Its very annoying (distracting from the point that's being attempted). Is this necessary? It compromises everyone, readers and writers alike.
-----------------------------------
Have you ever wondered whether or not the (predominantly white male) elite knew that this crisis must be coming?
If they did know that this crisis was coming, why did they push for an inexperienced young black guy to be at the helm in such a critical time?
Do you really think it is Obama who calls the shots?
'nuff said.

SocialismSucks said...

The die was cast when Obama nominated Geithner in early December. That single action meant that the whole ballgame was going to be a giant fix. Obama is indeed a frontman for the Oligarchy...like the rest of our recent presidents. Apparently a candidate can't get near the Oval Office unless he makes his deal with the Oligarchy first. Isn't that nice?

So, here we are: trapped between the banker-funded Left and the banker-funded Right. Meanwhile Liberty is going up in smoke...just as the Founders warned.

Early America was remarkable for its virulent antipathy to the bankers. The Founders (except for Hamilton) essentially declared themselves to be at war with International Finance.
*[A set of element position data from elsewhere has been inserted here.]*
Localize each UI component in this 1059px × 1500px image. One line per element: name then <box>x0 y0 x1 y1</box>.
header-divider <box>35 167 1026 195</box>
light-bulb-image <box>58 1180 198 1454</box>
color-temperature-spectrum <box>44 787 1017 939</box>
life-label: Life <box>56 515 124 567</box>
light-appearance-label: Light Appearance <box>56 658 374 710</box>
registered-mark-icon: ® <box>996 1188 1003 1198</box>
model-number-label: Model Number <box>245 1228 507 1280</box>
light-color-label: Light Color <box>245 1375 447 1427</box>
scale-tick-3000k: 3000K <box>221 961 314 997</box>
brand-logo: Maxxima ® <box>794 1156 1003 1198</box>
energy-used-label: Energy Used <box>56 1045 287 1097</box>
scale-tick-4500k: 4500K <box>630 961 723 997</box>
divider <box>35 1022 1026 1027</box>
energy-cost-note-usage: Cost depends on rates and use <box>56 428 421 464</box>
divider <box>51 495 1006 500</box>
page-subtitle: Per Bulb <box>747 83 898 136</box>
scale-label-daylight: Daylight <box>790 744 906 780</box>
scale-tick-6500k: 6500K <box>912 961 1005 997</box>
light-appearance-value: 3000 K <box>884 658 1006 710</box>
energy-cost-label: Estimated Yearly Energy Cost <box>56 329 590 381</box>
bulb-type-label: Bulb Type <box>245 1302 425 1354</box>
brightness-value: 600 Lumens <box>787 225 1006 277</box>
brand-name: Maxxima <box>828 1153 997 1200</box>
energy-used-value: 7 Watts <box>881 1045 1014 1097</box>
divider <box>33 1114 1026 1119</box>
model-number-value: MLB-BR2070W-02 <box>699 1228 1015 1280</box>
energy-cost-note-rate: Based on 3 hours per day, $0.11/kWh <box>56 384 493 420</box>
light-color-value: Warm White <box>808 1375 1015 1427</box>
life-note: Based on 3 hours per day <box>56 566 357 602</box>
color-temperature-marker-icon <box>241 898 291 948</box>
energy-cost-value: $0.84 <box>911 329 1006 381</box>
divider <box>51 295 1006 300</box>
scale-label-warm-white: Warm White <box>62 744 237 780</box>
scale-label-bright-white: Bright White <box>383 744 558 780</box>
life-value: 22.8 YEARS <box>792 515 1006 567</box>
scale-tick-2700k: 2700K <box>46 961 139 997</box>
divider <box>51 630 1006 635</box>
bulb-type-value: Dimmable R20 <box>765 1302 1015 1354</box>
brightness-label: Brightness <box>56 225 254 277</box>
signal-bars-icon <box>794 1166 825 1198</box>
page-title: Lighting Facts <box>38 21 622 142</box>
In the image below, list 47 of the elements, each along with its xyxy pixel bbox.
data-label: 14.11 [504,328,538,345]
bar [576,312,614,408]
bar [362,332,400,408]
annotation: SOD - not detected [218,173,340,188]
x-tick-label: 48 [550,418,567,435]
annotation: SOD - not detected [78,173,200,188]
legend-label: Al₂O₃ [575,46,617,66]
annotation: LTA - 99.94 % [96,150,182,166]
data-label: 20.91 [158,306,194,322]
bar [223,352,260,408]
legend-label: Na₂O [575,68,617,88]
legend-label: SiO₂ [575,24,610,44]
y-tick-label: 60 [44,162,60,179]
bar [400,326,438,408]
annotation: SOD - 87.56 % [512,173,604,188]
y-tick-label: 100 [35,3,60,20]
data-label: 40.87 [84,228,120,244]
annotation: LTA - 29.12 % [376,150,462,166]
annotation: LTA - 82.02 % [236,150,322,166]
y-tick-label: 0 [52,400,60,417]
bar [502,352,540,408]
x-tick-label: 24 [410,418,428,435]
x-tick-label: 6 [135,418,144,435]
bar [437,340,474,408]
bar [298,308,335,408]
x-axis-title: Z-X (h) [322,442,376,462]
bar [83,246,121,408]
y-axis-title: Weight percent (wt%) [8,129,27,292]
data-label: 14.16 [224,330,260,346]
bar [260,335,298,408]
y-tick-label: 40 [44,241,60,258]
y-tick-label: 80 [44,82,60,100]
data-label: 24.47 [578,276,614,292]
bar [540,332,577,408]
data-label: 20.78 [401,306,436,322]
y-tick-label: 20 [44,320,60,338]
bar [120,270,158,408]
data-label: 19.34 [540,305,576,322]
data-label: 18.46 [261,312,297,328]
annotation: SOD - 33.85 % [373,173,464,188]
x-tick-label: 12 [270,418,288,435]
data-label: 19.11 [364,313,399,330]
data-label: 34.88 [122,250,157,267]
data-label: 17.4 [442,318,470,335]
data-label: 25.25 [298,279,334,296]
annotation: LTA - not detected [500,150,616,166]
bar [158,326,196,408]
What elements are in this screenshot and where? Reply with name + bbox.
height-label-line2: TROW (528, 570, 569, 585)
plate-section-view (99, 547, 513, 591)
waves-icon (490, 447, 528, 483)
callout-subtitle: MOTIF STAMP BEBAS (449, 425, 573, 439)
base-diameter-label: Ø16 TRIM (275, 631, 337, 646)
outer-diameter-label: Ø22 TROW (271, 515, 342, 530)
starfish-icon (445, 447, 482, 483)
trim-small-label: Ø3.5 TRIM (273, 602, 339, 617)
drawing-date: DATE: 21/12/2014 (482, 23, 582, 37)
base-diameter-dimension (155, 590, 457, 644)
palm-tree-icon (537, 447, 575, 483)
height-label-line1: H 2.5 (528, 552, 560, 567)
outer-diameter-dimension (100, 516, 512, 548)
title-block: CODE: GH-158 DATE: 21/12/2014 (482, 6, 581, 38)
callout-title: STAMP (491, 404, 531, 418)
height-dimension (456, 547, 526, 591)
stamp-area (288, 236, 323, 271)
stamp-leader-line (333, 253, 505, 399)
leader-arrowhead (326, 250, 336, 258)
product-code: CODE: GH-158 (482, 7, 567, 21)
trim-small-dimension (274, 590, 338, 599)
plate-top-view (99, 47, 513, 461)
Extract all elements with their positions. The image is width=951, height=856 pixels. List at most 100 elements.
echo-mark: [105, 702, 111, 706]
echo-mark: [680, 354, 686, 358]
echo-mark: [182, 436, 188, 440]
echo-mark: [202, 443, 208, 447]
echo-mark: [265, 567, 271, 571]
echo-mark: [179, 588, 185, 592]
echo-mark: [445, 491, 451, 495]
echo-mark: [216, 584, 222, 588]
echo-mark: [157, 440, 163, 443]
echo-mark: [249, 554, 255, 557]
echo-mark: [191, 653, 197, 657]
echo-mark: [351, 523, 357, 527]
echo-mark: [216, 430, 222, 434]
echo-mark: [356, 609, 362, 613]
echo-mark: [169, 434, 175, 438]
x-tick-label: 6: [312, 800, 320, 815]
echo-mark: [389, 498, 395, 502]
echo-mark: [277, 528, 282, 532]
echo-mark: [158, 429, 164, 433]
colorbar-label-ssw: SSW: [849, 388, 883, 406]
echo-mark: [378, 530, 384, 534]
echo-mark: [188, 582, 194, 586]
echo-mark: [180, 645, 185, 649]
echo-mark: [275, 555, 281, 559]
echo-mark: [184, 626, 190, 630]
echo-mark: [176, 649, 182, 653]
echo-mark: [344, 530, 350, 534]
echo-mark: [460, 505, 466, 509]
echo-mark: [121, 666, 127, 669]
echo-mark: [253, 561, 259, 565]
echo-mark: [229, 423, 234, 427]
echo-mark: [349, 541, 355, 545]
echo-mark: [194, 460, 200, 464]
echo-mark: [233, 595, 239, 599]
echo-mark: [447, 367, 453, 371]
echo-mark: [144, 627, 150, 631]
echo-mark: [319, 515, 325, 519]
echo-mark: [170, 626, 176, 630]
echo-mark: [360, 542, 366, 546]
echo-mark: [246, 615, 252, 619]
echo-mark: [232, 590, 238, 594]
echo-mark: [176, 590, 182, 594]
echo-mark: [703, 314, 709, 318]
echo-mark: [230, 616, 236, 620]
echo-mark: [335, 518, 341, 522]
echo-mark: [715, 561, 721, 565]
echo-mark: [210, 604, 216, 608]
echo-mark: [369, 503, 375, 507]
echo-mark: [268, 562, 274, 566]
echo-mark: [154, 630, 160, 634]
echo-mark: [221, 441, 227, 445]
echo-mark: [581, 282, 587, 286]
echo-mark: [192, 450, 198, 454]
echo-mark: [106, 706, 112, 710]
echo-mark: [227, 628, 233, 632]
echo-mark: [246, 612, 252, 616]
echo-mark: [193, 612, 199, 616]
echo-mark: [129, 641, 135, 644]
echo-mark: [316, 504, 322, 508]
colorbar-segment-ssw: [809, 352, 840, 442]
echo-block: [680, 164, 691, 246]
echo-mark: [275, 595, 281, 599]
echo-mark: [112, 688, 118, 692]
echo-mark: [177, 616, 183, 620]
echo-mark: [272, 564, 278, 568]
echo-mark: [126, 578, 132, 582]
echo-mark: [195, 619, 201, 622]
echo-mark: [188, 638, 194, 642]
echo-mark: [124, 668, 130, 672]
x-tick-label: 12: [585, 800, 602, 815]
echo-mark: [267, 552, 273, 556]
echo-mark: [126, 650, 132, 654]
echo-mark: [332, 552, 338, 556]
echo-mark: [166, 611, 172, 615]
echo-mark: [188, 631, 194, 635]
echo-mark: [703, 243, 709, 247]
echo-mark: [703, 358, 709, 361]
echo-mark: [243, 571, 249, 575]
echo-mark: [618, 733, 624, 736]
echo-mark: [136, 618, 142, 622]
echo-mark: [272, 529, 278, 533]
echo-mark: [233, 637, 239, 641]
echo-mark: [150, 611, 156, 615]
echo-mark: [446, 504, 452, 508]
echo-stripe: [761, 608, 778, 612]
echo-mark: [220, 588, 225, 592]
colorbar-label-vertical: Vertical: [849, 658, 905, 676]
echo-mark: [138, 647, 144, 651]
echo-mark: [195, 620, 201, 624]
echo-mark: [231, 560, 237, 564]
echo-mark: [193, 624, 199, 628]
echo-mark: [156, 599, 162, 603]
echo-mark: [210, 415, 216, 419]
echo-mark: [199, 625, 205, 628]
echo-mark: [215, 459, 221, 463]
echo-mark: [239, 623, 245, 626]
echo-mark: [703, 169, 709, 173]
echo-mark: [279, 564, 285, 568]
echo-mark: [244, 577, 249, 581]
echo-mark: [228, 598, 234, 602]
The money coining section of the Constitution was perfectly clear on this matter and that is why it was subverted by the bankers completely...subverted decade after decade right up to this morning's absurd comments by Federal Reserve PR flack Mishkin on CNBC.

In the old days criminal bankers were tarred and feathered. And for good reason: because their crimes can devastate entire societies. But that wisdom was all flushed down the memory hole by the powers that be and now modern America will relearn the lesson the hard way: If you, dear citizen, don't have the courage to hang criminal bankers, then criminal bankers will hang you.

And, no, this doesn't mean that the problem is capitalism. The problem is corruption.